ちくりと指先が熱くなった。見遣れば傷が出来ていて、紙片で切ってしまったのだと理解する。周りを汚してしまう前に、と腕を引くと、何故だかサンクレッドと目が合った。ミンフィリアが片手での処置に手間取っていると、彼はすかさず手を差し伸べる。
「俺がやろう」「ありがとう」「別にいい」
これが当たり前になる程一緒に過ごした、そんな絆が嬉しい。ふたりの心の繋がりは、まるで家族のそれなのだ。
ちくりと指先が熱くなった。見遣れば傷が出来ていて、紙片で切ってしまったのだと理解する。本は汚れていないようで、良かった、とミンフィリアは安堵した。
篤学者の荘園の中をぐるりと見渡せば、サンクレッドとウリエンジェ、それにあの人が今後について話し合っているようで、目が合わないように急いで俯いた。
大切な話の途中で、自分の怪我なんかを知ったらどんな顔をされるか、想像したくない。だって、あの人が家族みたいに大切に想っているのは、私じゃない。

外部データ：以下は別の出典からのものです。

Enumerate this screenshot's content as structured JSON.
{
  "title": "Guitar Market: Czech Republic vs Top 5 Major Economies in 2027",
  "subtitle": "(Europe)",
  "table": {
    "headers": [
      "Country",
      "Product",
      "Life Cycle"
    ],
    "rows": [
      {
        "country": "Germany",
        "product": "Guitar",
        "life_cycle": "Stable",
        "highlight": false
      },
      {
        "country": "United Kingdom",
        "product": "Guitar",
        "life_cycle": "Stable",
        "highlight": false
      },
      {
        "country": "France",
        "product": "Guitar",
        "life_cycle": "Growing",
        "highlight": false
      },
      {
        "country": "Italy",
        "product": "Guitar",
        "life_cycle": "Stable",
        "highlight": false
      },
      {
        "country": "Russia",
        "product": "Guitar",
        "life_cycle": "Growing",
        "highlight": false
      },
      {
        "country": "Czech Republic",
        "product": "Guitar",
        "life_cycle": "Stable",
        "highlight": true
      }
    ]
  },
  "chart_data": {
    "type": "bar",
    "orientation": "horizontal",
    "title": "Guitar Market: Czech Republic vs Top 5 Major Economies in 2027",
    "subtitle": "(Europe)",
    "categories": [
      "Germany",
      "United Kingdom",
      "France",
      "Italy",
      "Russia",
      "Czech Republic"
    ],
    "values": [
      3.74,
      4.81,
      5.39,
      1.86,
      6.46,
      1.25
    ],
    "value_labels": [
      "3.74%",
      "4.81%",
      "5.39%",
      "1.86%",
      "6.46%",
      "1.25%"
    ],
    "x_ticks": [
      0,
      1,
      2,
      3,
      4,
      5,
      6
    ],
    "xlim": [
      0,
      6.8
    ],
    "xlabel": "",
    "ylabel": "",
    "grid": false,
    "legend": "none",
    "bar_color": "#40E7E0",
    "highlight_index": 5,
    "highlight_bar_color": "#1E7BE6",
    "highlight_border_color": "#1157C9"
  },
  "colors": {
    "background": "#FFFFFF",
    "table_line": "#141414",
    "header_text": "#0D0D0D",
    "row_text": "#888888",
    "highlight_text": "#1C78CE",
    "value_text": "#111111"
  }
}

本と白い服を汚してしまわぬよう、とびきりの注意を払って立ち上がる。持っていく本を選定し、三人の元へ戻った。これがいいです、とサンクレッド達に向き合うと、彼は何かを察した表情をしていた。どきりと心臓が跳ねて、傷口が痛む。
「なんだそのばつが悪そうな顔は……」
「本は汚れていませんでした。大した傷じゃない、です」
ズキズキするのは指先だけじゃない。心配をかけないように振る舞う度に、サンクレッドの表情は険しくなる。本を取り上げられて浮いた掌を掴まれると、彼はウリエンジェに対して手当に必要なものを用意するよう指示した。
「ごめんなさい」
「謝らなくていいから、怪我したらちゃんと言え」
こういう時、ミンフィリアはどうして良いのかわからなくなる。本当は見るのも嫌な筈なのに、親切にしてくれるものだから、無理強いして彼を傷つけているようで胸が痛い。
「ごめんなさい」
堪らなくなって溢れた謝罪には、彼は応えなかった。